Bir kere insanlık tarihinde ortaya çıkan ilk dinsel ritüel kurban kesmekmiş zaten.
Bunu sadece dinin emrettiği birşey miş gibi yazmanız
bu konuda bilgisizliğinizi gösteriyor.
Dağa, bayıra, ilahi zannedilen herşeye zaten kurban kesiliyormuş.
Üstelik insan kanı.
Tapınaklar önünde kız erkek farketmeden insan kanı akıtılan zamanlar hakkında bilginiz yok sanırım.
Üstelik bunu emreden bir yaratıcıda söz konusu değilken.
İslam dini hz. ibrahim zamanında bunun önüne geçti.
İnsanları kesmeyin,
Allah size hayvanları yarattı denildi.
Kurban kesmek canilik olsaydı, belli başlı hayvanlarla sınırlandırılmazdı.
Her insanın nasıl yaratılma sebebi varsa,
Bu kesilebilen hayvanların da yaratılma sebepleri var.
Olaya sadece ama onunda canı var, annesi var yavrusu var
gibi Oda bir can odaklı bakılamaz.
Komedi. Baştan sona komik.
Ben "dininiz yüzünden" demedim. Çünkü dindar ve dinsiz fark etmeksizin herkesin hayvan eti yediğini biliyorum.

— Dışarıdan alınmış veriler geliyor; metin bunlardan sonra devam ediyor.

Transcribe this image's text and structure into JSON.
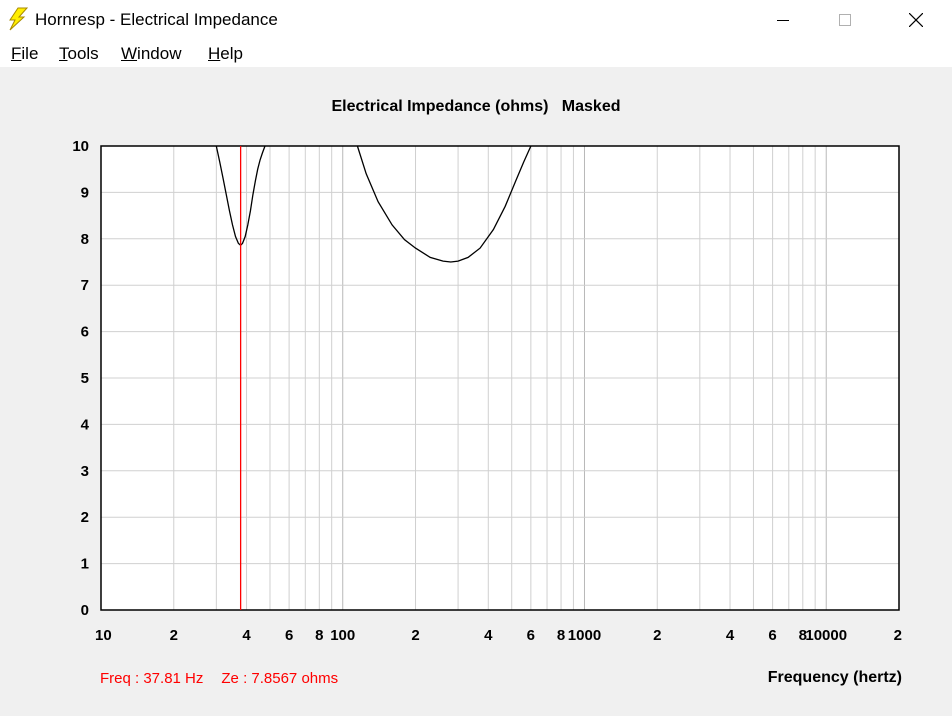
{
  "window": {
    "title": "Hornresp - Electrical Impedance",
    "icon": "lightning-icon",
    "controls": [
      "minimize-icon",
      "maximize-icon",
      "close-icon"
    ]
  },
  "menu": [
    {
      "label": "File"
    },
    {
      "label": "Tools"
    },
    {
      "label": "Window"
    },
    {
      "label": "Help"
    }
  ],
  "readout": {
    "freq": "Freq : 37.81 Hz",
    "ze": "Ze : 7.8567 ohms"
  },
  "colors": {
    "curve": "#000000",
    "marker": "#ff0000",
    "grid_minor": "#d0d0d0",
    "grid_major": "#b8b8b8"
  },
  "chart_data": {
    "type": "line",
    "title": "Electrical Impedance (ohms)   Masked",
    "xlabel": "Frequency (hertz)",
    "ylabel": "",
    "xscale": "log",
    "xlim": [
      10,
      20000
    ],
    "ylim": [
      0,
      10
    ],
    "grid": true,
    "x_tick_labels": [
      "10",
      "2",
      "4",
      "6",
      "8",
      "100",
      "2",
      "4",
      "6",
      "8",
      "1000",
      "2",
      "4",
      "6",
      "8",
      "10000",
      "2"
    ],
    "y_tick_labels": [
      "10",
      "9",
      "8",
      "7",
      "6",
      "5",
      "4",
      "3",
      "2",
      "1",
      "0"
    ],
    "marker": {
      "x": 37.81,
      "y": 7.8567
    },
    "series": [
      {
        "x": [
          30,
          31,
          32,
          33,
          34,
          35,
          36,
          37,
          37.81,
          38.5,
          39.5,
          40.5,
          41.5,
          42.5,
          43.5,
          44.5,
          45.5,
          46.5,
          47.7
        ],
        "y": [
          10,
          9.65,
          9.3,
          8.95,
          8.6,
          8.3,
          8.05,
          7.9,
          7.86,
          7.9,
          8.05,
          8.3,
          8.6,
          8.95,
          9.25,
          9.5,
          9.7,
          9.85,
          10
        ]
      },
      {
        "x": [
          115,
          125,
          140,
          160,
          180,
          200,
          230,
          260,
          280,
          300,
          330,
          370,
          420,
          470,
          520,
          560,
          600
        ],
        "y": [
          10,
          9.4,
          8.8,
          8.3,
          7.98,
          7.8,
          7.6,
          7.52,
          7.5,
          7.52,
          7.6,
          7.8,
          8.2,
          8.7,
          9.25,
          9.65,
          10
        ]
      }
    ]
  }
}
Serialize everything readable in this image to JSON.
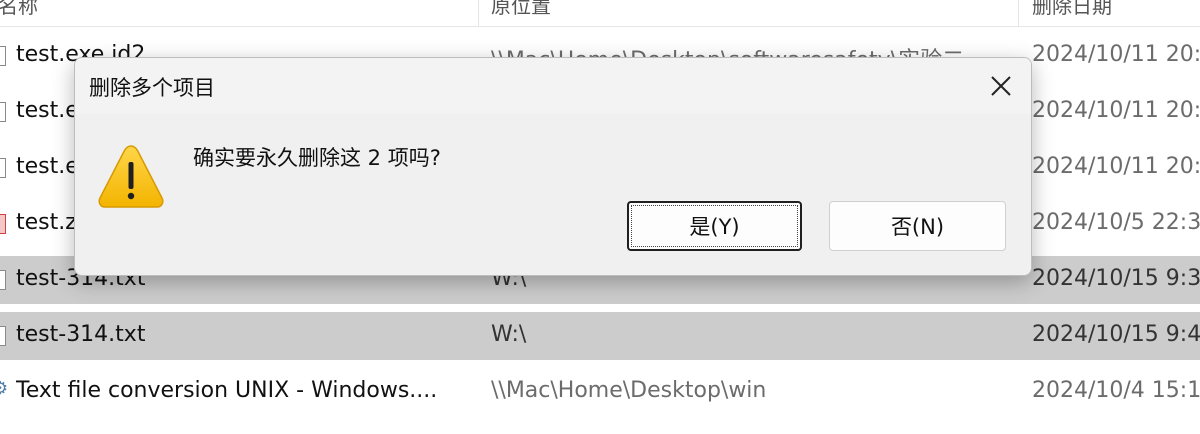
{
  "list": {
    "headers": {
      "name": "名称",
      "location": "原位置",
      "date": "删除日期"
    },
    "rows": [
      {
        "name": "test.exe.id2",
        "location": "\\\\Mac\\Home\\Desktop\\softwaresafety\\实验二",
        "date": "2024/10/11 20:",
        "icon": "file-icon",
        "selected": false
      },
      {
        "name": "test.exe",
        "location": "",
        "date": "2024/10/11 20:",
        "icon": "file-icon",
        "selected": false
      },
      {
        "name": "test.exe",
        "location": "",
        "date": "2024/10/11 20:",
        "icon": "file-icon",
        "selected": false
      },
      {
        "name": "test.zip",
        "location": "",
        "date": "2024/10/5 22:3",
        "icon": "zip-icon",
        "selected": false
      },
      {
        "name": "test-314.txt",
        "location": "W:\\",
        "date": "2024/10/15 9:3",
        "icon": "file-icon",
        "selected": true
      },
      {
        "name": "test-314.txt",
        "location": "W:\\",
        "date": "2024/10/15 9:4",
        "icon": "file-icon",
        "selected": true
      },
      {
        "name": "Text file conversion UNIX - Windows....",
        "location": "\\\\Mac\\Home\\Desktop\\win",
        "date": "2024/10/4 15:1",
        "icon": "gear-icon",
        "selected": false
      }
    ]
  },
  "dialog": {
    "title": "删除多个项目",
    "message": "确实要永久删除这 2 项吗?",
    "icon": "warning-icon",
    "yes_label": "是(Y)",
    "no_label": "否(N)",
    "close_icon": "close-icon"
  }
}
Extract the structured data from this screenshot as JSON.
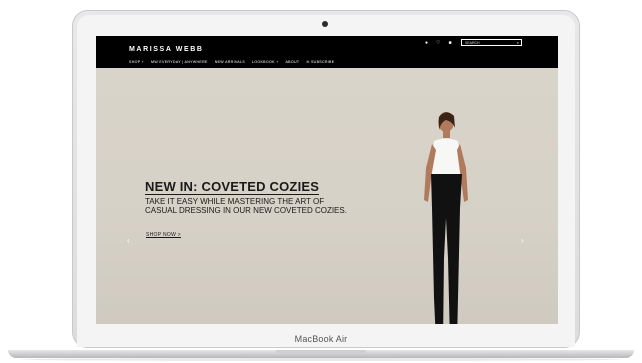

Fakat insanlar "dinimiz emrediyor!" lafını sanki zor durumda kalmışlarda kaçacak yerleri yokmuş, ya da öyle emredilmesi bu caniliği meşrulaştırırmış gibi yazınca, doğal olarak din üzerinden "hayattan daha mı önemli!" şeklinde cevap veriyorum. Yoksa ilk andan itibaren dediğim gibi, dinler felan işim yok.
Evet, insanlar hala tarih öncesinden kalma adetlerinden kurtulamıyorlar.
Sırf söylediğini anlayamadığı, duygularını dikkate almadığı için hayvana "eşya, şey" muamelesi yapıyor.
Belli başlı hayvanlarla sınırlandırması canilik olduğu gerçeğini nasıl değiştirir? Bu sadece siyahlar, kadınlar ya da mayala öldürülsün demek değilde nedir? Bu akan kanı durdurur mu? Koyunu kediden değersiz yapan nedir?
Sen, kendi aklına göre başka canlılara "yaratılma sebebi" biçemezsin.
Kendi aklına, kendi inanacına göre "onun için iyi olan" diyemezsin.
Eğer o gelip bıçağın üzerinde boynunu ileri geri oynatarak kökten kafasını koparırsa, git ve ye.
Fakat o ana değin kendi uydurduğun sebepleri, amaçları başka canlıya, senden bağımsız hayatlara damgalama.
Biri çıkıp, bana göre senin gibilerin "yaratılma sebebi" köle olmaktı, ölmektir dese, ne dersin?
Ne hakla kendi hayatını onunkinden üstün görürsün?